Empirical Limb-darkening Coefficients and Transit Parameters of Known Exoplanets from TESS

Abstract

Although the main goal of the Transiting Exoplanet Survey Satellite (TESS) is to search for new transiting exoplanets, its data can also be used to study already-known systems in further detail. The TESS bandpass is particularly interesting to study the limb-darkening effect of the stellar host that is imprinted in transit light curves, as the widely used phoenix and atlas stellar models predict different limb-darkening profiles.

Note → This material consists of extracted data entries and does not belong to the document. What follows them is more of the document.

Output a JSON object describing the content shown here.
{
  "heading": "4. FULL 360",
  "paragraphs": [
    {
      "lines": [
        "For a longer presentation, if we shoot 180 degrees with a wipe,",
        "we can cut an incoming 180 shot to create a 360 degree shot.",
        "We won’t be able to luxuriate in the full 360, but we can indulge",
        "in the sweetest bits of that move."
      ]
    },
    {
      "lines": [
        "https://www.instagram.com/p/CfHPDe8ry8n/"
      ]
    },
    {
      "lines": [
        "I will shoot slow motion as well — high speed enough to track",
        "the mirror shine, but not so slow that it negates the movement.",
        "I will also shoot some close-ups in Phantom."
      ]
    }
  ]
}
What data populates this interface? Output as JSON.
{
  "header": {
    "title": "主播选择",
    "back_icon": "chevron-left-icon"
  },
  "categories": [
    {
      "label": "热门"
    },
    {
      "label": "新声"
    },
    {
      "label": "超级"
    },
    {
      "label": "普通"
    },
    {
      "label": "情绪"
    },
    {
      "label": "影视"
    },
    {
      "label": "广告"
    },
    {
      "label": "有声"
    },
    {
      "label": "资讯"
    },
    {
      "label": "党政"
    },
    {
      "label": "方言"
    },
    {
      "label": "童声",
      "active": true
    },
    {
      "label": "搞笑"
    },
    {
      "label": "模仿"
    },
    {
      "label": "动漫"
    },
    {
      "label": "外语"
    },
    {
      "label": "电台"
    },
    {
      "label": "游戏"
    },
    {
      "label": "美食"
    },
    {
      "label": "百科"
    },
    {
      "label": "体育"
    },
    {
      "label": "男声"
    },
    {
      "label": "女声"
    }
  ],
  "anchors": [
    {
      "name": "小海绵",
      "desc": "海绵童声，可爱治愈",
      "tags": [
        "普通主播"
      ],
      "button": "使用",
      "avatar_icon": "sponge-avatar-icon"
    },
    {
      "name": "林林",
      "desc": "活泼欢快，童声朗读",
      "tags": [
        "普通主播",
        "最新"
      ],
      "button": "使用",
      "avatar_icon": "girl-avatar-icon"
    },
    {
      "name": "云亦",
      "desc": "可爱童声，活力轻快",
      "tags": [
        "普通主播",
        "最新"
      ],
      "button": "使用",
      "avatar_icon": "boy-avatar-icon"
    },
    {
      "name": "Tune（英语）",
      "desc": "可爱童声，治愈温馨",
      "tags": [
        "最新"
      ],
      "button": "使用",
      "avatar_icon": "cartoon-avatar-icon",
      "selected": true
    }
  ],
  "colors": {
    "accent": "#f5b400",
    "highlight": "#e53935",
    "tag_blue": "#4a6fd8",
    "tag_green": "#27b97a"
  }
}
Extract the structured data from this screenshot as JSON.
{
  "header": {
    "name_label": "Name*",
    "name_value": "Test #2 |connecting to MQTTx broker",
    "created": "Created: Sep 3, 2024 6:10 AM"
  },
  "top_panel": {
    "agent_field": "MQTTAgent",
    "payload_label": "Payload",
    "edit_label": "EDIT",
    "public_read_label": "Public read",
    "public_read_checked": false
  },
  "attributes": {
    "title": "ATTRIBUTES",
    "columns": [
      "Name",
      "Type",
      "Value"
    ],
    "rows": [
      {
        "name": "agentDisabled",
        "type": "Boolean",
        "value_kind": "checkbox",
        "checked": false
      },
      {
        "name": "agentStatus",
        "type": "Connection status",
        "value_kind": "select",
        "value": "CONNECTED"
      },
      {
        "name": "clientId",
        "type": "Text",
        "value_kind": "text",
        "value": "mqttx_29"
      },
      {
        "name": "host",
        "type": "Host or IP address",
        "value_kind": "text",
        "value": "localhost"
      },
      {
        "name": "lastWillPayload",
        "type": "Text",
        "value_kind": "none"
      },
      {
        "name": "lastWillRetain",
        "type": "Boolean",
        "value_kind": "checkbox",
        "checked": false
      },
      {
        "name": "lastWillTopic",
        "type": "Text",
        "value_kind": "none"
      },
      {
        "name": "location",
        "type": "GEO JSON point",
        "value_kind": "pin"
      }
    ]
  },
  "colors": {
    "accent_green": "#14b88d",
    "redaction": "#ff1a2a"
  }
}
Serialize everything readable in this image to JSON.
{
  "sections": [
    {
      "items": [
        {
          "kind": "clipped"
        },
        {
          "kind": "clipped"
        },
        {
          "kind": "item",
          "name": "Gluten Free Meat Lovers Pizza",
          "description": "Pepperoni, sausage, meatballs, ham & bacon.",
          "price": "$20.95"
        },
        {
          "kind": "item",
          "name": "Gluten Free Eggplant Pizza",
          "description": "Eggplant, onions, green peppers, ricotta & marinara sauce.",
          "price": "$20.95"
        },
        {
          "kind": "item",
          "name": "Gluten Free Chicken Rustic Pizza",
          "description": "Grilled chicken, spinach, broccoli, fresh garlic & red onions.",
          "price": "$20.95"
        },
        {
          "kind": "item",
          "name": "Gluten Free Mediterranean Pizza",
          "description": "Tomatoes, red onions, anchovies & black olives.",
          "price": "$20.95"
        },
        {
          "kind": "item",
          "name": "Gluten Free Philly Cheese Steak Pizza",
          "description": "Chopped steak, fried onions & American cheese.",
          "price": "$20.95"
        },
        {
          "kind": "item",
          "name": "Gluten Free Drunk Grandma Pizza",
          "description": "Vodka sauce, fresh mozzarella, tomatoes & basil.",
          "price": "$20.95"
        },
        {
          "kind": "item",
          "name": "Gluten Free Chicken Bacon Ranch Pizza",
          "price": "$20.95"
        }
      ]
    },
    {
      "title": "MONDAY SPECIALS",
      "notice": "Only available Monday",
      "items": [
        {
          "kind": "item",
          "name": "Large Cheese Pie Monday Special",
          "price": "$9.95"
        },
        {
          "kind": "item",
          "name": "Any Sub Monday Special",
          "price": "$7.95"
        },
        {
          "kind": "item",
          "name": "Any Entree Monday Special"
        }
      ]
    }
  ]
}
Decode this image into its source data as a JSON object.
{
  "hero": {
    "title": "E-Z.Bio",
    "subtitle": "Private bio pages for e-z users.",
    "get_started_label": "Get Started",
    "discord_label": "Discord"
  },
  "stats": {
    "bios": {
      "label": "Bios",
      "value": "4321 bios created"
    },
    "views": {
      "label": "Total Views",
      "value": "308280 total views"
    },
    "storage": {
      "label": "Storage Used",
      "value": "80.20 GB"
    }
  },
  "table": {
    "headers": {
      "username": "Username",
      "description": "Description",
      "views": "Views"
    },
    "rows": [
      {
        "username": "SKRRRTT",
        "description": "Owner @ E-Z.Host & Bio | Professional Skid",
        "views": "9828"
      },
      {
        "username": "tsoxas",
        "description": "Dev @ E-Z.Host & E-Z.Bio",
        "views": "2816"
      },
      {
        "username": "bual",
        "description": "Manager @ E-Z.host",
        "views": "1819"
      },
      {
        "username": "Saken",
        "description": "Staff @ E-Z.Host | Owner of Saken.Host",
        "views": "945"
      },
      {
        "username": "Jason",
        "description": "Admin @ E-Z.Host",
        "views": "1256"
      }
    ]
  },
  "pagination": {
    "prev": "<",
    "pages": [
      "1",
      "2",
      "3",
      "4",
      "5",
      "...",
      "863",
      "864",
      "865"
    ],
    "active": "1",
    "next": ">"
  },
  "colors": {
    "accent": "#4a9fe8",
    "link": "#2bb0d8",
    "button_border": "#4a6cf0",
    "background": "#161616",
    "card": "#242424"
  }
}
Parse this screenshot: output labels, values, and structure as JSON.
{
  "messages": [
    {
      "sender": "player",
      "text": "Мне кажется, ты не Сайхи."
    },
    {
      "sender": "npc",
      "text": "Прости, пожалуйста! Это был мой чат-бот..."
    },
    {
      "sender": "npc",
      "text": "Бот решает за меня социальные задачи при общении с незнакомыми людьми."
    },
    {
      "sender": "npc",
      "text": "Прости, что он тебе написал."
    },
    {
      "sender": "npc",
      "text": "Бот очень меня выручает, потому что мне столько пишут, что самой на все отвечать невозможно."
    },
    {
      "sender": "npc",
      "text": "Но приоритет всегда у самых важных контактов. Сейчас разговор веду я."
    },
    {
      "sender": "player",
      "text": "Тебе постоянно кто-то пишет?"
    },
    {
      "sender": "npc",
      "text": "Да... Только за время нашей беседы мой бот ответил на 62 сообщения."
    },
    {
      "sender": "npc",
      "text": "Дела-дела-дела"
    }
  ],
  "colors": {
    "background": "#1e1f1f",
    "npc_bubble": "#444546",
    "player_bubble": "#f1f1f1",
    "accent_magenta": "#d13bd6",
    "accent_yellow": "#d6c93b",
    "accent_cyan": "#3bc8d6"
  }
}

Here we study this effect by fitting the transit light curves of 176 known exoplanetary systems observed by TESS, which allows us to extract empirical limb-darkening coefficients (LDCs) for the widely used quadratic law but also updated transit parameters (including ephemeride refinements) as a by-product. Comparing our empirically obtained LDCs with theoretical predictions, we find significant offsets when using tabulated TESS LDCs. Specifically, the u 2 coefficients obtained using phoenix models show the largest discrepancies depending on the method used to derive them, with offsets that can reach up to Δu 2 ≈ 0.2, on average. Most of those average offsets disappear, however, if one uses the SPAM algorithm introduced by Howarth to calculate the LDCs instead. Our results suggest, however, that for stars cooler than about 5000 K, no methodology is good enough to explain the limb-darkening effect; we observe a sharp deviation between measured and predicted LDCs on both quadratic LDCs of order Δu 1, Δu 2 ≈ 0.2 for those cool stars. We recommend caution when assuming LDCs as perfectly known, in particular for these cooler stars when analyzing TESS transit light curves.